Campaigns across the board were largely personality driven and policies have been broad and ill-defined, focusing on issues like the effect the global slowdown has had on the economy or the need to root out pervasive corruption.

Unlike 2004, security is no longer a big issue, something many credit to Yudhoyono.

Indonesia was last hit by an al-Qaida-linked terrorist attack four years ago and, thanks to a 2005 peace deal, guns have largely fallen silent in formerly war-torn Aceh province, on the country's northwestern tip.

Aceh and Papua are the only places that have been hit by pre-election violence, but it is not expected to spiral out of control.

Papuan police chief Maj. Gen. Bagus Ekodanto said more than 80 suspected rebels attacked a police post in the provincial capital, Jayapura, with machetes and spears at around 1 a.m. Thursday, leaving four dead in the clash that followed.

Elsewhere, he said, rebels who want Papua to break from Indonesia stabbed several motorcycle taxi drivers, burned an oil depot and property at a state university, leaving two others dead.

Voters, who had been told to boycott the vote, refused to be intimidated.

"I think everything should be solved in a peaceful way.

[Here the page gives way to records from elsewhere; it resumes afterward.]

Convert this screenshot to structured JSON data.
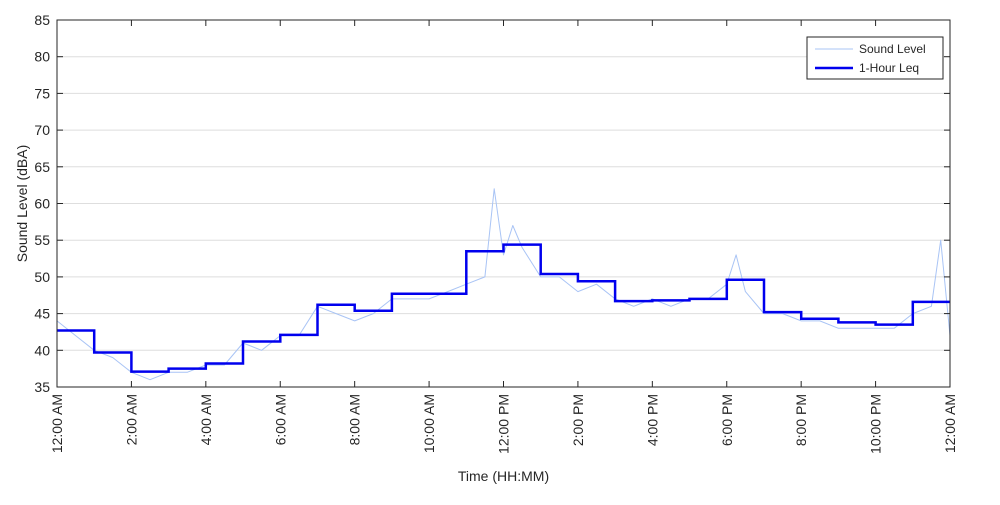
{
  "chart_data": {
    "type": "line",
    "title": "",
    "xlabel": "Time (HH:MM)",
    "ylabel": "Sound Level (dBA)",
    "xlim": [
      0,
      24
    ],
    "ylim": [
      35,
      85
    ],
    "x_ticks": [
      0,
      2,
      4,
      6,
      8,
      10,
      12,
      14,
      16,
      18,
      20,
      22,
      24
    ],
    "x_tick_labels": [
      "12:00 AM",
      "2:00 AM",
      "4:00 AM",
      "6:00 AM",
      "8:00 AM",
      "10:00 AM",
      "12:00 PM",
      "2:00 PM",
      "4:00 PM",
      "6:00 PM",
      "8:00 PM",
      "10:00 PM",
      "12:00 AM"
    ],
    "y_ticks": [
      35,
      40,
      45,
      50,
      55,
      60,
      65,
      70,
      75,
      80,
      85
    ],
    "y_tick_labels": [
      "35",
      "40",
      "45",
      "50",
      "55",
      "60",
      "65",
      "70",
      "75",
      "80",
      "85"
    ],
    "grid": "horizontal",
    "legend_position": "top-right",
    "series": [
      {
        "name": "Sound Level",
        "color": "#a9c4f5",
        "style": "thin-line",
        "x": [
          0,
          0.5,
          1,
          1.5,
          2,
          2.5,
          3,
          3.5,
          4,
          4.5,
          5,
          5.5,
          6,
          6.5,
          7,
          7.5,
          8,
          8.5,
          9,
          9.5,
          10,
          10.5,
          11,
          11.5,
          11.75,
          12,
          12.25,
          12.5,
          13,
          13.5,
          14,
          14.5,
          15,
          15.5,
          16,
          16.5,
          17,
          17.5,
          18,
          18.25,
          18.5,
          19,
          19.5,
          20,
          20.5,
          21,
          21.5,
          22,
          22.5,
          23,
          23.5,
          23.75,
          24
        ],
        "values": [
          44,
          42,
          40,
          39,
          37,
          36,
          37,
          37,
          38,
          38,
          41,
          40,
          42,
          42,
          46,
          45,
          44,
          45,
          47,
          47,
          47,
          48,
          49,
          50,
          62,
          53,
          57,
          54,
          50,
          50,
          48,
          49,
          47,
          46,
          47,
          46,
          47,
          47,
          49,
          53,
          48,
          45,
          45,
          44,
          44,
          43,
          43,
          43,
          43,
          45,
          46,
          55,
          42
        ]
      },
      {
        "name": "1-Hour Leq",
        "color": "#0000ee",
        "style": "step",
        "hour_start": [
          0,
          1,
          2,
          3,
          4,
          5,
          6,
          7,
          8,
          9,
          10,
          11,
          12,
          13,
          14,
          15,
          16,
          17,
          18,
          19,
          20,
          21,
          22,
          23
        ],
        "values": [
          42.7,
          39.7,
          37.1,
          37.5,
          38.2,
          41.2,
          42.1,
          46.2,
          45.4,
          47.7,
          47.7,
          53.5,
          54.4,
          50.4,
          49.4,
          46.7,
          46.8,
          47.0,
          49.6,
          45.2,
          44.3,
          43.8,
          43.5,
          46.6
        ]
      }
    ]
  }
}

That's why I'm out here today," said Leonard Tuilan.

In addition to a national parliament, elections were being held Thursday for a new provincial and local legislatures and councils.

The Indonesian Survey Institute poll showed the Democratic Party would win 26 percent of the popular vote; the Indonesian Democratic Party of Struggle 14 percent; and Golkar 13 percent. The four Islamic-based parties each came in at around 4 percent. The survey, based on interviews with 2,486 people, had a margin of error of 2.3 percent.